The molecular motions derived from cryo-EM data could be sampled in different 3D reconstructions from the above-mentioned image classification or data analysis. Because the molecules are all frozen simultaneously, the movements between distinct states may not have a causal connection. Structural variations between the reconstructions can be seen as conformational changes that occur with small energy transitions, and the proportions are weighted according to the Boltzmann distribution. During image processing, discrete motions could be observed to exhibit small subsets of dominant poses. However, continuous motions may arise when a molecule exhibits a high degree of flexibility and can adopt a large number of conformations with nearly equivalent weights in the Boltzmann distribution, which may not be trivial to analyze the data when the SNR is notoriously low.

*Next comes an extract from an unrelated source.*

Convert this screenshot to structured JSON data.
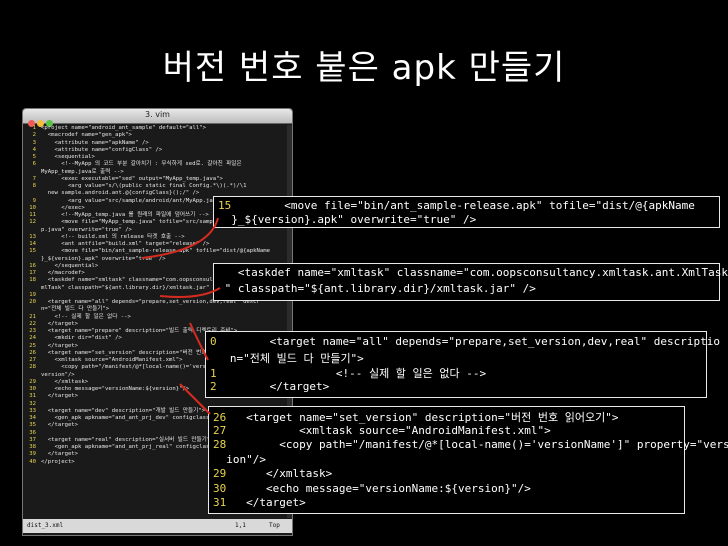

The interpretation of protein motions learned from cryo-EM data will need to be validated using other biophysical or biochemical methods, such as cross-linking or molecular simulations. In particular, over-interpretation may be encountered when the motion does not relate to any function of the target protein.

10. Summary and Outlook

This review discusses different methods of analyzing the cryo-EM data heterogeneity and extracting structural variability information from the generated models. If a discrete distribution of the conformational states can be determined within the particle population, the validities of individual reconstructions could be verified using a standard approach, such as the gold standard FSC, with their data subsets. However, 3D reconstructions for continuous motion still require a robust validation method to be developed. Additionally, the conventional approach for particle curation may need to be revisited to prevent removing particle images that present the intermediate states. Cryo-EM opens a new route for analyzing structural variabilities of biomolecules and studying molecular dynamics, which provide insight into molecular mechanisms. The development of new data analysis methods will allow cryo-EM to facilitate the discovery of novel dynamic information about biomolecules.